This weekend I threw away (I mean really threw away, like into a skip): three Apple inkjet printers (obsolete interface, Appletalk), an Apple 40MB (that’s MB, not GB) hard disk drive (obsolete interface, SCSI), five modems, from 9.6K to 56K (obsolete interface and totally obsolete, pre-broadband model of cyberspace, obviously).
Dozens of SCSI leads and terminators (see above), two old Apple keyboards (obsolete interface, ADB), dozens of ethernet drop leads (not obsolete I suppose, just not used in our house any more), a 100Mb Zip drive (obsolete hardware format), a 40Mb Syquest drive (obsolete on so many levels), five old Powerbook batteries, two old Powerbook power supplies (one from a 180c, the awesome colour Powerbook from 1993!)
I didn’t throw away: two Apple Newtons, one Apple eMate (which is actually a Newton in a clamshell case), Newton chargers, docks, modems, styli and a really dopey Newton keyboard, an Apple Imagewriter II dot matrix printer (obsolete interface, obsolete print method, just can’t bear to part with my first printer!)
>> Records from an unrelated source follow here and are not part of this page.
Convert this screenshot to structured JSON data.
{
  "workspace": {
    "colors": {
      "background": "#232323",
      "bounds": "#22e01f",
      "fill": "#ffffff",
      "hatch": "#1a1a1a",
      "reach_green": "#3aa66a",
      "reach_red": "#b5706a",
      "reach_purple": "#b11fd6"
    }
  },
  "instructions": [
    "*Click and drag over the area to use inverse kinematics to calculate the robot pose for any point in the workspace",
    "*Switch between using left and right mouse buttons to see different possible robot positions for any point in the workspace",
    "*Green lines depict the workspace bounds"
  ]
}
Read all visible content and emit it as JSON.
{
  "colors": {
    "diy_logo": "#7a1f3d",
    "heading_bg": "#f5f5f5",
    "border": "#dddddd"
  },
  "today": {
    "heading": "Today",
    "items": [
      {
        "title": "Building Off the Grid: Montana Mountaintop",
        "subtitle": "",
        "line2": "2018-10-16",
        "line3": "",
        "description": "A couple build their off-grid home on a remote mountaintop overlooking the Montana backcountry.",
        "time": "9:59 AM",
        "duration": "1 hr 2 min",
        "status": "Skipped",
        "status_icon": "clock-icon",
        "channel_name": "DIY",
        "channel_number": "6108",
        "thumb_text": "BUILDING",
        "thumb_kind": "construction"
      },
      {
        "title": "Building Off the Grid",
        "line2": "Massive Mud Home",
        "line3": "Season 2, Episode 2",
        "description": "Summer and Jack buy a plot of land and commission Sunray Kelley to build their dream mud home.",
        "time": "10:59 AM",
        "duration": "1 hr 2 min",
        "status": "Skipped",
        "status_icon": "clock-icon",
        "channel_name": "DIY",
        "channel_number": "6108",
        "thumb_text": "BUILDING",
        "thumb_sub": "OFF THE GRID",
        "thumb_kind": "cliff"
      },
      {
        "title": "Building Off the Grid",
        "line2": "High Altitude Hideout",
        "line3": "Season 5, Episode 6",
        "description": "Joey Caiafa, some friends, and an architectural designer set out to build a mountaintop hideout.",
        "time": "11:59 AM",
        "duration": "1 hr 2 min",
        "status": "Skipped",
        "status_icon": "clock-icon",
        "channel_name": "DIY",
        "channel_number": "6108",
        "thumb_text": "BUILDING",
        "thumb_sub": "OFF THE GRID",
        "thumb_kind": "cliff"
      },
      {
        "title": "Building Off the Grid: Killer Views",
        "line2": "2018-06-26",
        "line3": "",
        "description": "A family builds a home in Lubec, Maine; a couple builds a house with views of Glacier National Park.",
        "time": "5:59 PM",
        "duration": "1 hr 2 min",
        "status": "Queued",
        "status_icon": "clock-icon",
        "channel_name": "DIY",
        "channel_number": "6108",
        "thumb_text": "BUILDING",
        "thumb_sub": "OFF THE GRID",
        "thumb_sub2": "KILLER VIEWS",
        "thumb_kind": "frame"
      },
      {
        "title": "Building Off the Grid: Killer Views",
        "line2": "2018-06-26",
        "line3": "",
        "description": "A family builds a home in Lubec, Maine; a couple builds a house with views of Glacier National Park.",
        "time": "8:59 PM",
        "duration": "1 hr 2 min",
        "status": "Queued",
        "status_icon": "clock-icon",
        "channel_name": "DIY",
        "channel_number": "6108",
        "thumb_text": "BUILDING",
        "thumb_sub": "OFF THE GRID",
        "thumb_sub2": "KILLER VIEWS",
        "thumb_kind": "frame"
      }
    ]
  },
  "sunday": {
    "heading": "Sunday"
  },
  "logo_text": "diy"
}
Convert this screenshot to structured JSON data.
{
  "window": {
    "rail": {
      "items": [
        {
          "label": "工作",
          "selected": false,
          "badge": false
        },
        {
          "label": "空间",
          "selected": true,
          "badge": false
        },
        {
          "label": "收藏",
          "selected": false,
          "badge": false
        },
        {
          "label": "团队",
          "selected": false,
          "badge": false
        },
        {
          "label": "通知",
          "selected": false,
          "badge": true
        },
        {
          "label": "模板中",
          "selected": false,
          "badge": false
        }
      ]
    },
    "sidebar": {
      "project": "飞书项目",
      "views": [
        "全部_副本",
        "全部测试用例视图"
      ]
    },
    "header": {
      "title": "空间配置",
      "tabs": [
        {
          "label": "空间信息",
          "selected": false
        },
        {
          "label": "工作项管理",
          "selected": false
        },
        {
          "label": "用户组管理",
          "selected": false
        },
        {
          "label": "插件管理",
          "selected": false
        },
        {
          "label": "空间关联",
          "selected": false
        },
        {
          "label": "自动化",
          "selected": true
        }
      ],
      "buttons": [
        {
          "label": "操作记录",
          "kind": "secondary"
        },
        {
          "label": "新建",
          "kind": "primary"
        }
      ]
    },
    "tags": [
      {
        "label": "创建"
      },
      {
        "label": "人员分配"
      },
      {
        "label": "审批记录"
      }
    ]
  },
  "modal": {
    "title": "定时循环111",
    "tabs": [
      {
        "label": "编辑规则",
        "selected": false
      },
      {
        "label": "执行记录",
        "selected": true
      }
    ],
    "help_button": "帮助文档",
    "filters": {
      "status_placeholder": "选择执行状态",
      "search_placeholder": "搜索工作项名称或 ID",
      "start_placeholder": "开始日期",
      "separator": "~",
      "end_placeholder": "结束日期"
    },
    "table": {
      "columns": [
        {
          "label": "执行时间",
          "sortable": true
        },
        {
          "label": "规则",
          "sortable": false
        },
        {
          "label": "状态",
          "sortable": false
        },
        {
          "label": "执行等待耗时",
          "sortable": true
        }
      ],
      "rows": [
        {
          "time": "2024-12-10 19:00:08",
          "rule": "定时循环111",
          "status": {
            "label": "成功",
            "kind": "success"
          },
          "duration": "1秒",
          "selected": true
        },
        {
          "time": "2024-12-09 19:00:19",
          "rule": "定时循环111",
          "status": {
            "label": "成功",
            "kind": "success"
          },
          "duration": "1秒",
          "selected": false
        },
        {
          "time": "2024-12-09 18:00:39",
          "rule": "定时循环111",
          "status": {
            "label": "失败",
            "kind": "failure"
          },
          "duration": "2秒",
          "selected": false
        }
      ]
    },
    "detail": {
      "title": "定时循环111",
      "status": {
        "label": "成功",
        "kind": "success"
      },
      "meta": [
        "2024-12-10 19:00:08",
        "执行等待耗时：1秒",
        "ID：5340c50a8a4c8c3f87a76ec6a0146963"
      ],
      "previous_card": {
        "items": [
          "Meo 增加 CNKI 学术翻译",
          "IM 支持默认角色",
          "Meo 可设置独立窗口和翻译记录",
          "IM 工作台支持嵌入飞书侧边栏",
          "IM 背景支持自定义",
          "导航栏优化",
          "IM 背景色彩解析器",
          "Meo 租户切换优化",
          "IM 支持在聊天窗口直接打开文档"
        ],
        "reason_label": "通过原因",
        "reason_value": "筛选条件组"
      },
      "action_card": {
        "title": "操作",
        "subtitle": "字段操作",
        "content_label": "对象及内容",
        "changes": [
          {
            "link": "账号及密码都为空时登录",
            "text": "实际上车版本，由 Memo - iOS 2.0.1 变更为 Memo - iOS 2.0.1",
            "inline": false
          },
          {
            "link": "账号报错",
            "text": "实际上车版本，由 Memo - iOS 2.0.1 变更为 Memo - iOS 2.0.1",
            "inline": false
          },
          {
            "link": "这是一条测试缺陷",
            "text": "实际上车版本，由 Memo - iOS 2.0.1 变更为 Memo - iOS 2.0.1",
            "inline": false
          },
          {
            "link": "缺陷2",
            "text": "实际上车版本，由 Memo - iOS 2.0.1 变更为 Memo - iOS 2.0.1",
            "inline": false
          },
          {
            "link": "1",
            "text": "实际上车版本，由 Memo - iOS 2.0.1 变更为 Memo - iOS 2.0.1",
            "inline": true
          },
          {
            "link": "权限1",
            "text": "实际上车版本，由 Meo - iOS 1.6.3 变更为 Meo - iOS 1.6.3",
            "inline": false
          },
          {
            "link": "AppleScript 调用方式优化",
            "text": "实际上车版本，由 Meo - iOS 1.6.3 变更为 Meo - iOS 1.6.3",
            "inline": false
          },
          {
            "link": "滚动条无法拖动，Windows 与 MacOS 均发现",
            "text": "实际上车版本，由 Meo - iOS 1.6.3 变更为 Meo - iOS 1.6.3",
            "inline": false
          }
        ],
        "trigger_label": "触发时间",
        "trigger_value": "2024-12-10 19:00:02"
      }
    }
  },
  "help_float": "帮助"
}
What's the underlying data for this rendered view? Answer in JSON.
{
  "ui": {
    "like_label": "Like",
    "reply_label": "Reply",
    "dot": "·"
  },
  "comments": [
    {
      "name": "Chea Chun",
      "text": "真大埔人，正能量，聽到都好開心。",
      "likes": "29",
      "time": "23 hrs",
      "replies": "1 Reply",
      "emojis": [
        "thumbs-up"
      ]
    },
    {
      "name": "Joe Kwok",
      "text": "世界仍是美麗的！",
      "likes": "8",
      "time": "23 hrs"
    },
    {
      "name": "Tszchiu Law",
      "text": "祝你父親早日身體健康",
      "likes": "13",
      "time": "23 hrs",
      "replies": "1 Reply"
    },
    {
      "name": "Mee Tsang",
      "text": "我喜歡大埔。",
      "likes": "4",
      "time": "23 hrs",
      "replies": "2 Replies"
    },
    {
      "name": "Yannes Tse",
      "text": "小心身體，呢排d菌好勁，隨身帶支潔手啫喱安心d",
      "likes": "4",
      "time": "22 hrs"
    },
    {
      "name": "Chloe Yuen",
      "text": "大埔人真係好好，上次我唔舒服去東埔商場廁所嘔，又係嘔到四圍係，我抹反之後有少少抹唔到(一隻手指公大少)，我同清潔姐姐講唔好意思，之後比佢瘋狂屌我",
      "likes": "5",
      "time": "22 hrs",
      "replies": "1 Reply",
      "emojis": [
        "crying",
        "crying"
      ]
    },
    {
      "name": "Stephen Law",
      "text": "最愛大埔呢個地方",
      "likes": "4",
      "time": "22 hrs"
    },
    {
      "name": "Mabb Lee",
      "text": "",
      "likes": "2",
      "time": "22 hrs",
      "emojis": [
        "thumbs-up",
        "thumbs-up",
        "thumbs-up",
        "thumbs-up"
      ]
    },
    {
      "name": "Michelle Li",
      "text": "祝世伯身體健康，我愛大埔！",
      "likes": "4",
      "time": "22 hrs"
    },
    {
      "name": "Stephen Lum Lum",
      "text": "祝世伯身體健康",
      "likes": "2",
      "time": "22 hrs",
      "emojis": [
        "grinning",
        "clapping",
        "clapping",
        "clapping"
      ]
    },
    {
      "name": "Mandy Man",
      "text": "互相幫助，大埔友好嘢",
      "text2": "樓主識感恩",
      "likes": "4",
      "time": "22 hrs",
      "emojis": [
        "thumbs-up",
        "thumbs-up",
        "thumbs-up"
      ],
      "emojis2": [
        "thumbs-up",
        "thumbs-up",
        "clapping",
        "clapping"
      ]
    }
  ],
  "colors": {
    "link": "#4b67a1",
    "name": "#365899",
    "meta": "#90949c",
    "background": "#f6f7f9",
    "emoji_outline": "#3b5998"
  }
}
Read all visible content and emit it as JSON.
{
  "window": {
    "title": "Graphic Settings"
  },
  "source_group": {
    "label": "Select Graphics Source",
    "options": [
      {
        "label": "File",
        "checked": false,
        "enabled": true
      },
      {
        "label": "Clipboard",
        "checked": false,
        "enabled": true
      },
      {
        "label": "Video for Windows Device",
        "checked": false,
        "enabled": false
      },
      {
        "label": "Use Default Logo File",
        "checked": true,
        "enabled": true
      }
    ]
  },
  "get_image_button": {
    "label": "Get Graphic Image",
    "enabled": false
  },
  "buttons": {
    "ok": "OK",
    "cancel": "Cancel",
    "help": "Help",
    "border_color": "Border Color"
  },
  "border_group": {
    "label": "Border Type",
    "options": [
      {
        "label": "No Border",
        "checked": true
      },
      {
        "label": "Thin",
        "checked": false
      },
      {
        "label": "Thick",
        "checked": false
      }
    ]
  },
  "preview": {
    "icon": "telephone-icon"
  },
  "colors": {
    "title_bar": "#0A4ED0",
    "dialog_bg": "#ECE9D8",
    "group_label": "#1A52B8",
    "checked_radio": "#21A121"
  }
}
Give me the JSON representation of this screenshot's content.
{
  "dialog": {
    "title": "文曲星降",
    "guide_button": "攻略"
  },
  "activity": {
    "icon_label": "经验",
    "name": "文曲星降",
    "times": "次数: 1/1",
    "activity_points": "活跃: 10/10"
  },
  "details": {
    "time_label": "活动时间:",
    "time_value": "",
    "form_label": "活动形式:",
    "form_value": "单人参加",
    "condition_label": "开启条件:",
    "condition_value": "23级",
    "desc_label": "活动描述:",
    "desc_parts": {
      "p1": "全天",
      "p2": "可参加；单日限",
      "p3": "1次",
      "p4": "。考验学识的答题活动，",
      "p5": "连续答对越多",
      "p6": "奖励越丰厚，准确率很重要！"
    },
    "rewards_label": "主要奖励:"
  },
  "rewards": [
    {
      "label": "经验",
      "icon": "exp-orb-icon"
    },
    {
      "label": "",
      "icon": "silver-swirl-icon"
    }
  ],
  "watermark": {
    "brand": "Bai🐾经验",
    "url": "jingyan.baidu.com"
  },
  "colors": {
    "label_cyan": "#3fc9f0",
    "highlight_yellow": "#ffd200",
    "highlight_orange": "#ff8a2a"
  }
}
I felt obliged to record this lot but I think what I really ought to do is put them onto a timeline or something, maybe a big floaty map thing. An ‘obsolescence map’, a visual way of tracking the arrival and the departure of media and computing technologies. Once adopted they feel so solid and permanent but they’re really so ephemeral and we’re losing them fast. Should we be preserving these second-order technologies? Peripherals, buses, storage, printing, input, output? Will we miss them in forty or fifty years time if we don’t?